The end of the long Covid19 lockdown appears to be in sight and most of us are making plans for when full freedom of movement is finally restored. It would be a lost opportunity if we were to return to “business as usual” with nothing learnt from these three unique months of our lives. The pandemic has caused for some the greatest of moral and physical sufferings, for others immense workloads and financial reverses, and for all at least significant upset to personal plans. And yet it has also brought blessings with it: the recognition of the importance of time spent with family, delight in simpler forms of entertainment, time for deep study and reflection, the discovery of the feasibility of working from home, etc.
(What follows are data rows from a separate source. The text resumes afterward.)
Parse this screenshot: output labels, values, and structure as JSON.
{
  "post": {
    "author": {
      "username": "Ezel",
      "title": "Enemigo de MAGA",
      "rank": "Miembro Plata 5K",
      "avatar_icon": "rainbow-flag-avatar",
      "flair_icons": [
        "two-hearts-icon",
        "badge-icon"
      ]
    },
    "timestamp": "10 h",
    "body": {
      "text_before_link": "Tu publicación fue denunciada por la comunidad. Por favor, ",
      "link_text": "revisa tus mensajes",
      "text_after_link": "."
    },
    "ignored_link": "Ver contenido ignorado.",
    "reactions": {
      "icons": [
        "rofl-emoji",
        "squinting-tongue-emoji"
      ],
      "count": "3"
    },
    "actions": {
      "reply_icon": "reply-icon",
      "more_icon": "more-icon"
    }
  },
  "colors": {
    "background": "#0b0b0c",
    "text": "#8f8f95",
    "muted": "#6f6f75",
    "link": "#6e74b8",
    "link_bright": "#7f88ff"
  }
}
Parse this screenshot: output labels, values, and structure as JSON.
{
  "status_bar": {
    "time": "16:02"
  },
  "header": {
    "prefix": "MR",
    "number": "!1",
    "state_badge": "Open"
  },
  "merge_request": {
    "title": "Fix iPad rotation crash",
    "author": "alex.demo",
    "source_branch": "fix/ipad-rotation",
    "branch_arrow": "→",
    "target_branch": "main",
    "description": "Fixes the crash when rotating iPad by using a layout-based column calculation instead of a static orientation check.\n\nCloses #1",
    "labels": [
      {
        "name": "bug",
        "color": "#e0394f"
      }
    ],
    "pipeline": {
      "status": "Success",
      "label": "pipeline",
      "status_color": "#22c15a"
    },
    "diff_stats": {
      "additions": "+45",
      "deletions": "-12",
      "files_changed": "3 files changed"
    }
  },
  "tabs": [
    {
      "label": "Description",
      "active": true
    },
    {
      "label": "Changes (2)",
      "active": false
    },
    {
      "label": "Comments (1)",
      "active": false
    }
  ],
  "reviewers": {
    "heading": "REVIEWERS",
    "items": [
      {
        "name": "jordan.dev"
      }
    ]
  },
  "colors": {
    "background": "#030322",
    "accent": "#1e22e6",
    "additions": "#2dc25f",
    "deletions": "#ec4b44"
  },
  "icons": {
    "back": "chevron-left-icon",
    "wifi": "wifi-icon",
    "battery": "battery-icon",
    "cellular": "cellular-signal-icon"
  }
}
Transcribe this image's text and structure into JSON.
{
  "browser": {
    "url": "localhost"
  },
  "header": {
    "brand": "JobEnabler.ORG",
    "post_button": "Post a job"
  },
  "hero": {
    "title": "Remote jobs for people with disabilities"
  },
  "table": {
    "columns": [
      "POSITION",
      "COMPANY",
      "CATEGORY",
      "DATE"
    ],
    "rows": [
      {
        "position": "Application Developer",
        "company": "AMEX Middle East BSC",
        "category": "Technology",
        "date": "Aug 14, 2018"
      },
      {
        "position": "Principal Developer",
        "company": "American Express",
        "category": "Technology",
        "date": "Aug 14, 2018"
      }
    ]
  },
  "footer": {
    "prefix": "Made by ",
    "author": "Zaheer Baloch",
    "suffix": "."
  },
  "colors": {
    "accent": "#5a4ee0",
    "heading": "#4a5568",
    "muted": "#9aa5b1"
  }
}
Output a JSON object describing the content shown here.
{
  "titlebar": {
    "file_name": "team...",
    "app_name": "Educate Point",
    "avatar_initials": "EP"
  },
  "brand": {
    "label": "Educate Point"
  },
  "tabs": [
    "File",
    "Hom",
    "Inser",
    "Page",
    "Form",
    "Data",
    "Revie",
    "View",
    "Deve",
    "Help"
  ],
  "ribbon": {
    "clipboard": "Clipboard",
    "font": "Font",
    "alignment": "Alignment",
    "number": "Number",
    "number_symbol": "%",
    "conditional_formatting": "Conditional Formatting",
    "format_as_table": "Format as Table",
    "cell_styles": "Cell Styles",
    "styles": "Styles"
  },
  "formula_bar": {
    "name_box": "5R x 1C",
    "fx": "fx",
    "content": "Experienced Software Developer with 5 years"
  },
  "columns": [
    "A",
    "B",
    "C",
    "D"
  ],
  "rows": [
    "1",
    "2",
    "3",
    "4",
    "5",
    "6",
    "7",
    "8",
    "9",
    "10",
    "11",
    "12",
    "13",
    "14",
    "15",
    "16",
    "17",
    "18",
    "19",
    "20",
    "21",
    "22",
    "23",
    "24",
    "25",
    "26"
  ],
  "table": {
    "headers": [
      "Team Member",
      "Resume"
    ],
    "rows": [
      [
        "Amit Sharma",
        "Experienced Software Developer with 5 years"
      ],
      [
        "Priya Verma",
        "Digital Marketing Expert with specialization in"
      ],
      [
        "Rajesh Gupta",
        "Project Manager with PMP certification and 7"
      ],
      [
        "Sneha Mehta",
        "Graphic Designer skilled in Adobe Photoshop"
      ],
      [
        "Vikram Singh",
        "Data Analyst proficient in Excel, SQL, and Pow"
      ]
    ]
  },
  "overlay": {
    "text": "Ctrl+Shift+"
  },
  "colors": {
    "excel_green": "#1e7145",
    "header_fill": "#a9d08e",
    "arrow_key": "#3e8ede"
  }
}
Perhaps we should see the providential design of God at work in all this; has not God been teaching us lessons which could never have been learnt outside of such an extraordinary scenario? Briefly our lives have emerged from a frenzy well identified by Josef Pieper:
The more the absolute claim of the merely utilitarian threatens to coat all of existence with a film, the more man needs every once in a while, for the sake of a truly human life, this chance to be able to emerge from the frenzy of sights and sounds (buy this, drink that, eat this, amuse yourself here, demonstrate for or against) that incessantly cries out to him and to step into a space in which silence reigns and thus true listening becomes possible, listening to the reality on which our existence is based and by which it is constantly nourished and renewed (Problems of Modern Faith).
The word frenzy goes back to the Latin phreneticus “delirious”. It is an apt description of the kind of madness manifested in a craving for the incessant stimulation of new products and new experiences. For a while divine providence has done us the great favour of halting our merry-go-round, allowing us to glimpse the possibility of an interior life:
A change! You say you need a change!… opening your eyes wide so as to take in better the images of things, or almost closing them because you are short-sighted. Close them altogether! Have interior life, and you will see, in undreamt-of colour and relief, the wonders of a better world, of a new world: and you will draw close to God …, and know your weakness …, and be deified … with a deification which, by bringing you nearer to your Father, will make you more a brother of your fellow-men (St Josemaria Escriva, The Way, 283).